American Mavericks

The Newest Maverick

The newest maverick on this year’s American Mavericks festival is Mason Bates.  An Oakland resident, Mason has created his own voice by writing music that is not only fun to play but fun to listen to by incorporating electronic elements into his orchestra textures.  He’s this year’s Project San Francisco resident composer here at the SFS, and is also the Chicago Symphony’s Mead Composer in Residence.  They just paid Davies Symphony Hall a visit last month, and while they were here performed Mason’s new piece Alternative Energy.  The music was like static electricity running from players to audience and back, and there was Mason in the percussion section, using his laptop to sync audio samples he took at a particle collider with his orchestral textures.

The American Mavericks Festival features the world premiere of a work the SFS commissioned from Mason, inspired by a different realm of the technology world—communication.  “Mass Transmission tells the true story of a distantly-separated family communicating over the earliest radio transmissions.  It is a kind of 1920’s-era Skype: on one end of the line is a Dutch girl sent to be a page in the colonial government of the East Indies — and on the other end of the line is her mother, thousands of miles away in the Dutch Telegraph Office.  Scored for chorus, organ, and electronica, the piece intimately examines the warmth of human emotions pulsing through a mechanistic medium,” says Mason over on his website.

Found on Mason's Facebook page: an etching from the 1928 book "Hallo Bandoeng, hier Den Haag" (meaning "Hello Bandung, here in The Hague") that chronicles the first radio transmissions from Radio Kootwijk in the Netherlands to the East Indies.

In the video below, Mason talks about being in the audience at the first American Mavericks festival and a little bit more about composing the piece.  You can see Mason performing live in Mass Transmission’s premiere on March 15-17 in SF, March 22 in Ann Arbor, and March 29 at Carnegie Hall.

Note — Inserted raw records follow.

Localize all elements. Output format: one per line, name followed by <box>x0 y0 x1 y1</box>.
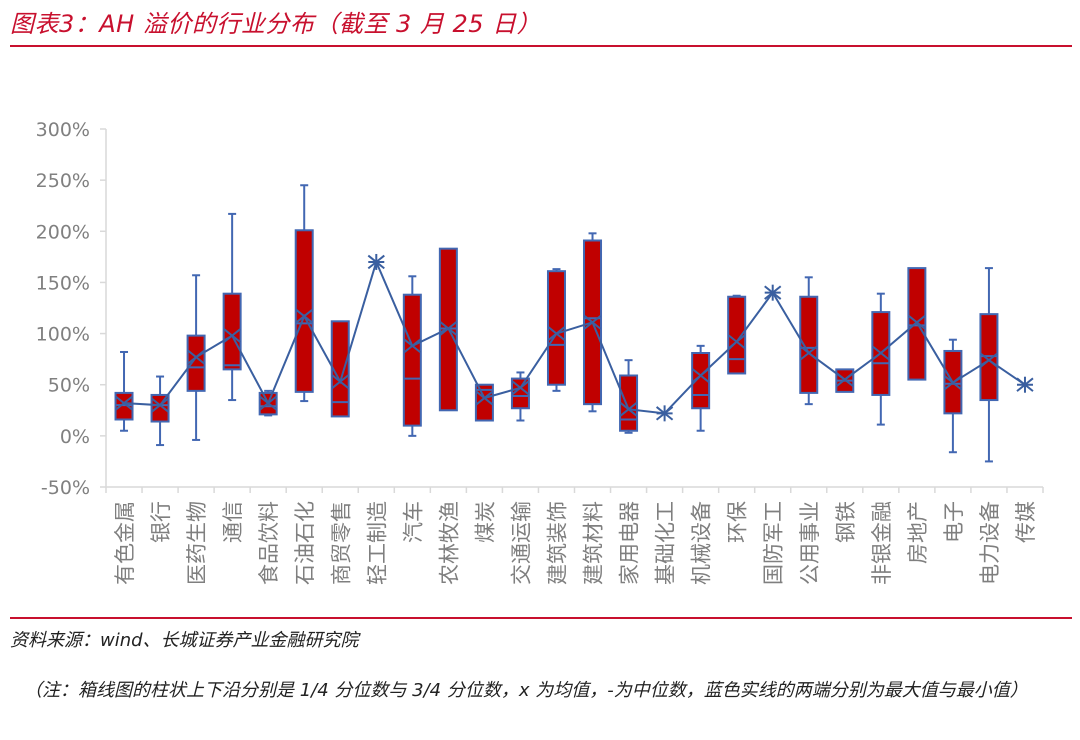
category-label: 传媒 <box>1014 501 1038 543</box>
mean-x-marker <box>367 253 385 270</box>
mean-x-marker <box>692 368 710 383</box>
category-label: 通信 <box>221 501 245 543</box>
mean-x-marker <box>764 284 782 301</box>
source-note: 资料来源：wind、长城证券产业金融研究院 <box>10 630 359 651</box>
category-label: 国防军工 <box>762 501 786 585</box>
mean-x-marker <box>223 328 241 343</box>
category-label: 非银金融 <box>870 501 894 585</box>
y-tick-label: 50% <box>48 375 90 397</box>
mean-x-marker <box>475 390 494 406</box>
box-机械设备 <box>691 344 711 432</box>
category-label: 有色金属 <box>113 501 137 585</box>
chart-title: 图表3：AH 溢价的行业分布（截至 3 月 25 日） <box>10 10 542 38</box>
mean-x-marker <box>187 349 205 365</box>
mean-x-marker <box>944 375 962 390</box>
y-tick-label: 100% <box>36 324 90 346</box>
category-labels: 有色金属 银行 医药生物 通信 食品饮料 石油石化 商贸零售 轻工制造 汽车 农林牧渔 煤炭 交通运输… <box>113 501 1038 585</box>
box-环保 <box>727 294 747 375</box>
category-label: 汽车 <box>401 501 425 543</box>
chart-footnote: （注：箱线图的柱状上下沿分别是 1/4 分位数与 3/4 分位数，x 为均值，-… <box>24 680 1028 701</box>
category-label: 机械设备 <box>690 501 714 585</box>
category-label: 建筑材料 <box>582 501 606 585</box>
category-label: 轻工制造 <box>365 501 389 585</box>
category-label: 食品饮料 <box>257 501 281 585</box>
box-series <box>114 184 999 463</box>
y-axis: 300% 250% 200% 150% 100% 50% 0% -50% <box>36 119 107 499</box>
mean-x-marker <box>836 372 854 387</box>
y-tick-label: 0% <box>60 426 90 448</box>
mean-x-marker <box>728 334 746 349</box>
category-label: 银行 <box>149 501 173 543</box>
category-label: 建筑装饰 <box>545 501 569 585</box>
box-通信 <box>222 212 242 402</box>
category-label: 电子 <box>942 501 966 543</box>
category-label: 基础化工 <box>654 501 678 585</box>
mean-x-marker <box>259 395 277 411</box>
box-有色金属 <box>114 350 134 432</box>
category-label: 电力设备 <box>978 501 1002 585</box>
mean-x-marker <box>331 374 349 389</box>
category-label: 交通运输 <box>509 501 533 585</box>
mean-x-marker <box>403 338 421 354</box>
mean-x-marker <box>1016 376 1034 393</box>
mean-x-marker <box>872 345 890 361</box>
mean-x-marker <box>619 402 638 417</box>
box-家用电器 <box>619 359 639 434</box>
box-公用事业 <box>799 276 819 406</box>
mean-x-marker <box>115 395 133 411</box>
source-divider <box>10 617 1072 619</box>
category-label: 石油石化 <box>293 501 317 585</box>
mean-x-marker <box>908 315 926 330</box>
mean-x-marker <box>295 309 313 324</box>
category-label: 环保 <box>726 501 750 543</box>
mean-x-marker <box>980 352 998 368</box>
category-label: 煤炭 <box>473 501 497 543</box>
mean-x-marker <box>439 321 457 336</box>
y-tick-label: 250% <box>36 170 90 192</box>
mean-x-marker <box>800 345 818 361</box>
mean-x-marker <box>151 397 169 413</box>
category-label: 房地产 <box>906 501 930 564</box>
mean-x-marker <box>547 326 566 341</box>
title-divider <box>10 45 1072 47</box>
box-商贸零售 <box>330 320 350 418</box>
box-电子 <box>943 338 963 454</box>
y-tick-label: 300% <box>36 119 90 141</box>
category-label: 农林牧渔 <box>437 501 461 585</box>
mean-line <box>115 253 1034 422</box>
category-label: 钢铁 <box>834 501 858 543</box>
category-label: 公用事业 <box>798 501 822 585</box>
box-非银金融 <box>871 292 891 426</box>
box-汽车 <box>402 275 422 437</box>
x-axis <box>105 486 1044 493</box>
category-label: 家用电器 <box>618 501 642 585</box>
y-tick-label: 150% <box>36 272 90 294</box>
box-医药生物 <box>186 274 206 441</box>
box-石油石化 <box>294 184 314 403</box>
y-tick-label: -50% <box>41 477 90 499</box>
mean-x-marker <box>583 315 602 330</box>
box-plot-chart: 300% 250% 200% 150% 100% 50% 0% -50% 有色金属 银行 医药生物… <box>36 119 1044 585</box>
y-tick-label: 200% <box>36 221 90 243</box>
mean-x-marker <box>655 405 674 422</box>
category-label: 商贸零售 <box>329 501 353 585</box>
category-label: 医药生物 <box>185 501 209 585</box>
mean-x-marker <box>511 380 530 395</box>
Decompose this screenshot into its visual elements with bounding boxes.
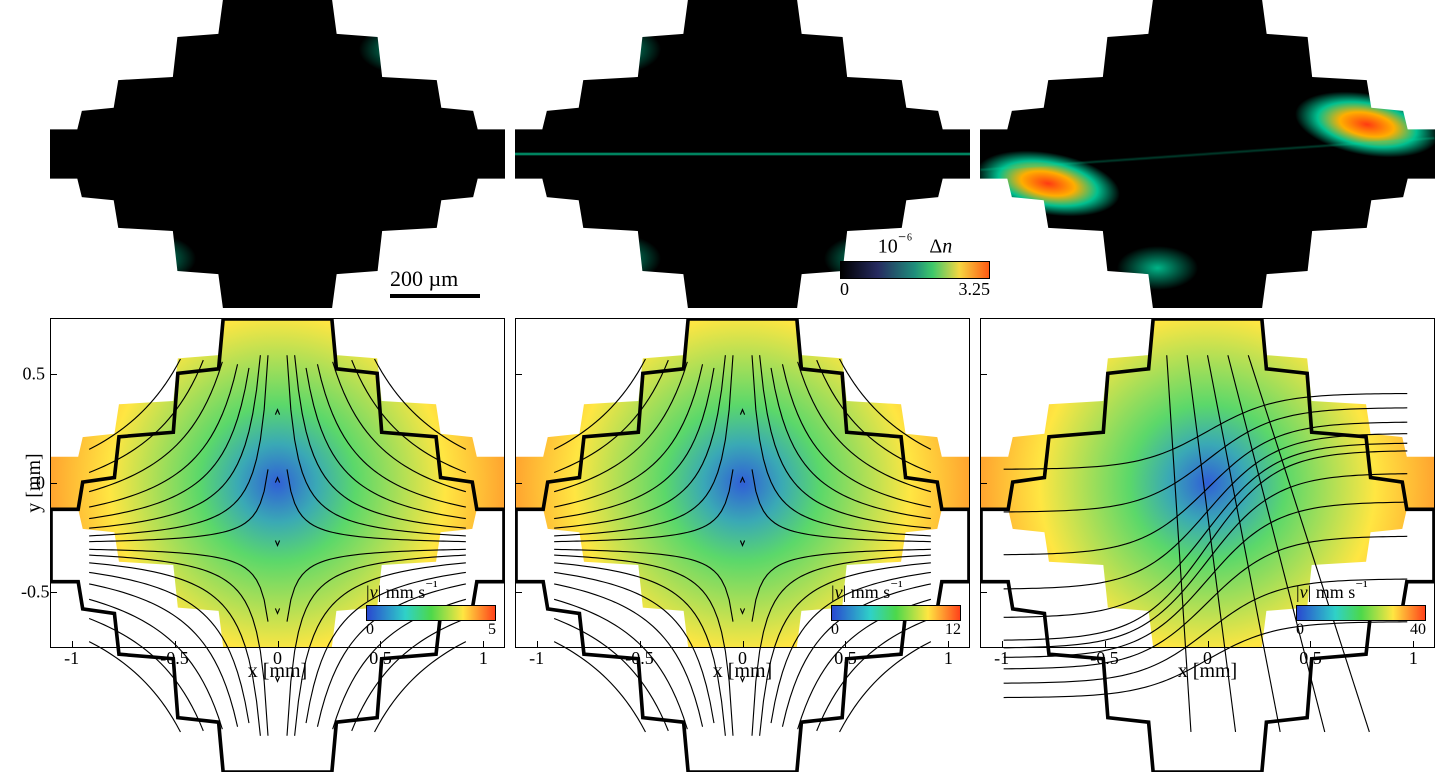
x-tick-label: 0.5	[1299, 648, 1322, 669]
x-tick-label: -1	[529, 648, 544, 669]
scale-bar-label: 200 µm	[390, 266, 458, 292]
birefringence-panel-0: 200 µm	[50, 0, 505, 308]
velocity-gradient	[366, 605, 496, 621]
birefringence-panel-2	[980, 0, 1435, 308]
x-tick-label: 1	[944, 648, 953, 669]
figure-root: 200 µm 10⁻⁶ Δn	[0, 0, 1440, 689]
x-tick-label: -1	[64, 648, 79, 669]
instability-lobe-lower-left	[952, 130, 1145, 237]
vmin: 0	[831, 621, 839, 639]
velocity-panel-0: y [mm] x [mm] |v| mm s⁻¹ 0 5 -1-0.500.51…	[50, 318, 505, 648]
x-tick-label: 0.5	[369, 648, 392, 669]
top-row: 200 µm 10⁻⁶ Δn	[50, 0, 1435, 308]
delta-n-exponent-sup: ⁻⁶	[898, 230, 913, 249]
birefringence-field-2	[980, 0, 1435, 308]
vmax: 5	[488, 621, 496, 639]
delta-n-symbol: Δn	[929, 236, 952, 258]
delta-n-colorbar: 10⁻⁶ Δn 0 3.25	[840, 230, 990, 300]
delta-n-max: 3.25	[959, 279, 991, 300]
instability-lobe-upper-right	[1270, 71, 1440, 178]
x-tick-label: 1	[479, 648, 488, 669]
x-tick-label: -0.5	[625, 648, 654, 669]
y-tick-label: -0.5	[21, 582, 45, 603]
x-tick-label: -0.5	[1090, 648, 1119, 669]
x-tick-label: -0.5	[160, 648, 189, 669]
velocity-panel-1: x [mm] |v| mm s⁻¹ 0 12 -1-0.500.51	[515, 318, 970, 648]
x-tick-label: 0	[738, 648, 747, 669]
vmin: 0	[366, 621, 374, 639]
birefringent-strand	[515, 152, 970, 156]
x-tick-label: -1	[994, 648, 1009, 669]
delta-n-exponent: 10	[878, 236, 898, 258]
scale-bar	[390, 294, 480, 298]
birefringence-field-0	[50, 0, 505, 308]
x-tick-label: 0.5	[834, 648, 857, 669]
vmax: 40	[1410, 621, 1426, 639]
y-tick-label: 0.5	[21, 363, 45, 384]
x-tick-label: 0	[1203, 648, 1212, 669]
x-tick-label: 0	[273, 648, 282, 669]
vmin: 0	[1296, 621, 1304, 639]
vmax: 12	[945, 621, 961, 639]
bottom-row: y [mm] x [mm] |v| mm s⁻¹ 0 5 -1-0.500.51…	[50, 318, 1435, 648]
velocity-gradient	[1296, 605, 1426, 621]
velocity-gradient	[831, 605, 961, 621]
velocity-colorbar-0: |v| mm s⁻¹ 0 5	[366, 577, 496, 639]
delta-n-gradient	[840, 261, 990, 279]
velocity-panel-2: x [mm] |v| mm s⁻¹ 0 40 -1-0.500.51	[980, 318, 1435, 648]
y-tick-label: 0	[21, 473, 45, 494]
velocity-colorbar-1: |v| mm s⁻¹ 0 12	[831, 577, 961, 639]
delta-n-min: 0	[840, 279, 849, 300]
velocity-colorbar-2: |v| mm s⁻¹ 0 40	[1296, 577, 1426, 639]
x-tick-label: 1	[1409, 648, 1418, 669]
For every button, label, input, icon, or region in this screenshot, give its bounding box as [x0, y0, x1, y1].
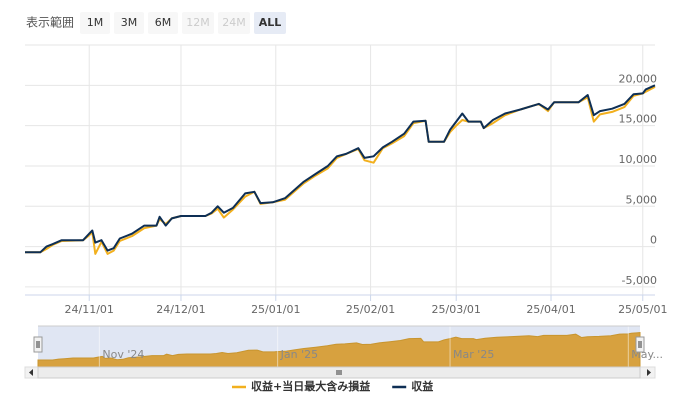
legend-label[interactable]: 収益 — [411, 379, 433, 393]
range-button-label[interactable]: 1M — [87, 16, 104, 29]
x-tick-label: 25/01/01 — [251, 303, 300, 316]
navigator-label: Nov '24 — [102, 348, 144, 361]
range-button-label[interactable]: 3M — [121, 16, 138, 29]
navigator-handle[interactable] — [33, 336, 43, 353]
range-button[interactable] — [114, 12, 144, 34]
x-tick-label: 25/03/01 — [432, 303, 481, 316]
navigator-area — [37, 332, 641, 368]
navigator-label: Mar '25 — [453, 348, 494, 361]
y-tick-label: 10,000 — [619, 153, 658, 166]
scrollbar-arrow[interactable] — [29, 369, 33, 376]
range-button-label: 12M — [186, 16, 210, 29]
series-line — [25, 84, 656, 254]
range-label: 表示範囲 — [26, 15, 74, 30]
x-tick-label: 24/11/01 — [65, 303, 114, 316]
range-button[interactable] — [80, 12, 110, 34]
range-button — [218, 12, 250, 34]
x-tick-label: 25/05/01 — [618, 303, 667, 316]
range-button[interactable] — [254, 12, 286, 34]
scrollbar-arrow[interactable] — [647, 369, 651, 376]
range-button-label[interactable]: ALL — [259, 16, 282, 29]
navigator-handle[interactable] — [635, 336, 645, 353]
range-button[interactable] — [148, 12, 178, 34]
range-button — [182, 12, 214, 34]
x-tick-label: 25/04/01 — [526, 303, 575, 316]
range-button-label[interactable]: 6M — [155, 16, 172, 29]
y-tick-label: 0 — [650, 234, 657, 247]
navigator-label: Jan '25 — [280, 348, 318, 361]
y-tick-label: 5,000 — [626, 193, 658, 206]
y-tick-label: 15,000 — [619, 113, 658, 126]
x-tick-label: 24/12/01 — [156, 303, 205, 316]
range-button-label: 24M — [222, 16, 246, 29]
x-tick-label: 25/02/01 — [346, 303, 395, 316]
y-tick-label: 20,000 — [619, 72, 658, 85]
y-tick-label: -5,000 — [622, 274, 657, 287]
series-line — [25, 86, 656, 255]
legend-label[interactable]: 収益+当日最大含み損益 — [251, 379, 370, 393]
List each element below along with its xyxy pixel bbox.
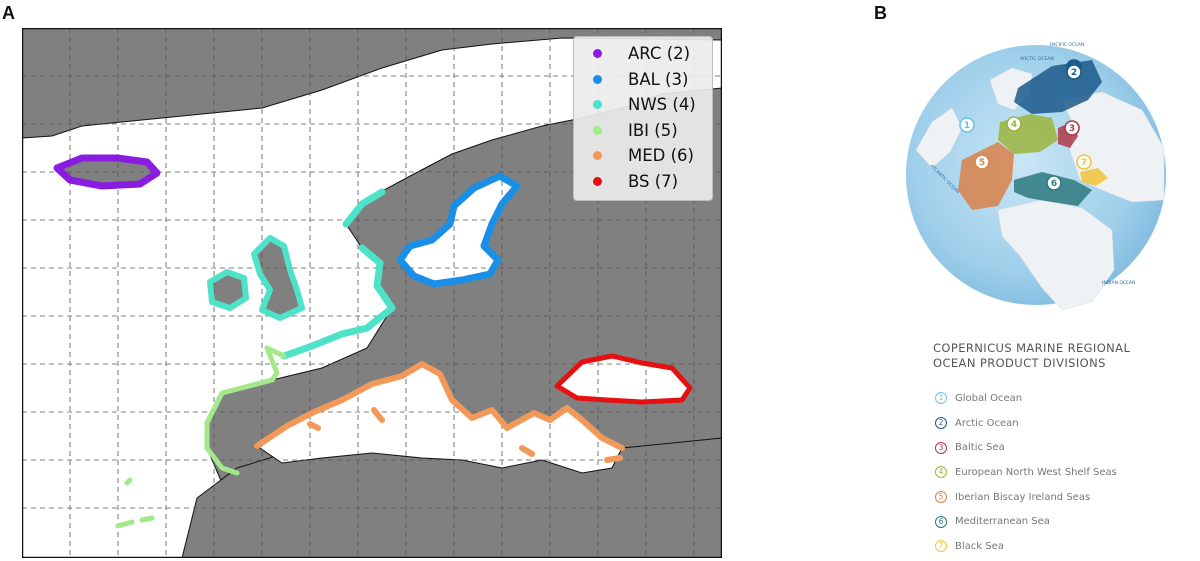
region-ibi-canaries — [115, 477, 155, 529]
division-label: Global Ocean — [955, 392, 1023, 404]
marker-5-number: 5 — [979, 158, 985, 168]
copernicus-globe: PACIFIC OCEAN ARCTIC OCEAN ATLANTIC OCEA… — [906, 42, 1166, 311]
legend-marker-icon — [593, 74, 602, 84]
legend-marker-icon — [593, 125, 602, 135]
region-bal-band — [396, 172, 521, 288]
legend-label: IBI (5) — [628, 120, 678, 140]
legend-label: NWS (4) — [628, 95, 696, 115]
map-legend: ARC (2) BAL (3) NWS (4) IBI (5) MED (6) BS (7… — [573, 36, 713, 201]
marker-6-number: 6 — [1051, 179, 1057, 189]
region-nws-band-britain — [251, 235, 305, 321]
division-number-badge: 1 — [935, 392, 947, 405]
legend-item: NWS (4) — [574, 92, 712, 118]
division-number-badge: 6 — [935, 515, 947, 528]
globe-continents — [915, 67, 1165, 311]
region-ibi-band — [204, 345, 287, 476]
panel-b-label: B — [874, 3, 887, 23]
division-label: Baltic Sea — [955, 442, 1005, 454]
division-label: Arctic Ocean — [955, 417, 1019, 429]
division-number-badge: 7 — [935, 540, 947, 553]
division-item: 7 Black Sea — [935, 534, 1117, 559]
legend-label: BAL (3) — [628, 69, 689, 89]
division-item: 5 Iberian Biscay Ireland Seas — [935, 485, 1117, 510]
legend-item: MED (6) — [574, 143, 712, 169]
division-label: Mediterranean Sea — [955, 516, 1050, 528]
legend-marker-icon — [593, 176, 602, 186]
marker-6: 6 — [1046, 175, 1062, 191]
legend-item: IBI (5) — [574, 118, 712, 144]
division-item: 6 Mediterranean Sea — [935, 509, 1117, 534]
indian-ocean-label: INDIAN OCEAN — [1102, 280, 1135, 286]
division-number-badge: 5 — [935, 491, 947, 504]
region-arc-band — [53, 154, 161, 190]
globe-region-blacksea — [1080, 168, 1108, 186]
region-med-islands — [307, 407, 623, 463]
map-frame — [22, 28, 722, 558]
division-item: 1 Global Ocean — [935, 386, 1117, 411]
marker-3-number: 3 — [1069, 124, 1075, 134]
marker-4: 4 — [1006, 116, 1022, 132]
legend-item: BS (7) — [574, 169, 712, 195]
division-label: Black Sea — [955, 540, 1004, 552]
legend-label: BS (7) — [628, 171, 679, 191]
legend-item: ARC (2) — [574, 41, 712, 67]
map-gridlines — [22, 28, 722, 558]
coastal-regions — [53, 154, 693, 529]
globe-region-markers: 1 2 3 4 5 6 7 — [959, 59, 1092, 191]
arctic-ocean-label: ARCTIC OCEAN — [1020, 56, 1054, 62]
region-nws-band-ireland — [207, 269, 249, 311]
division-number-badge: 3 — [935, 441, 947, 454]
region-med-band — [254, 361, 625, 451]
pacific-ocean-label: PACIFIC OCEAN — [1050, 42, 1084, 48]
legend-marker-icon — [593, 151, 602, 161]
legend-label: ARC (2) — [628, 44, 691, 64]
divisions-title: COPERNICUS MARINE REGIONAL OCEAN PRODUCT… — [933, 341, 1131, 370]
divisions-list: 1 Global Ocean 2 Arctic Ocean 3 Baltic Sea 4 Eu… — [935, 386, 1117, 559]
division-number-badge: 4 — [935, 466, 947, 479]
marker-4-number: 4 — [1011, 120, 1017, 130]
marker-7-number: 7 — [1081, 158, 1087, 168]
division-label: Iberian Biscay Ireland Seas — [955, 491, 1091, 503]
division-item: 4 European North West Shelf Seas — [935, 460, 1117, 485]
legend-marker-icon — [593, 49, 602, 59]
division-item: 3 Baltic Sea — [935, 435, 1117, 460]
marker-7: 7 — [1076, 154, 1092, 170]
marker-1-number: 1 — [964, 121, 970, 131]
region-nws-band-norway — [280, 188, 396, 360]
marker-5: 5 — [974, 154, 990, 170]
region-bs-band — [554, 353, 693, 405]
marker-3: 3 — [1064, 120, 1080, 136]
legend-label: MED (6) — [628, 146, 694, 166]
legend-marker-icon — [593, 100, 602, 110]
division-item: 2 Arctic Ocean — [935, 411, 1117, 436]
legend-item: BAL (3) — [574, 67, 712, 93]
division-number-badge: 2 — [935, 417, 947, 430]
globe-africa — [997, 199, 1115, 311]
globe-region-ibi — [958, 142, 1014, 210]
panel-a-label: A — [2, 3, 15, 23]
division-label: European North West Shelf Seas — [955, 466, 1117, 478]
marker-2: 2 — [1066, 59, 1082, 82]
marker-1: 1 — [959, 117, 975, 133]
marker-2-number: 2 — [1071, 68, 1077, 78]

Following the performance at Davies Symphony Hall on March 16, see Mason and his electronica up close as his nighttime alter-ego, DJ Masonic, performs at Davies After Hours.  Come up to the Second Tier, have a beverage, see art curated by The Crucible (I’ve heard rumors that there will be some pretty wild plasma art on display), and maybe even do a little dancing to beats provided by DJ Masonic and guest musicians.  Free to all March 16 ticket holders.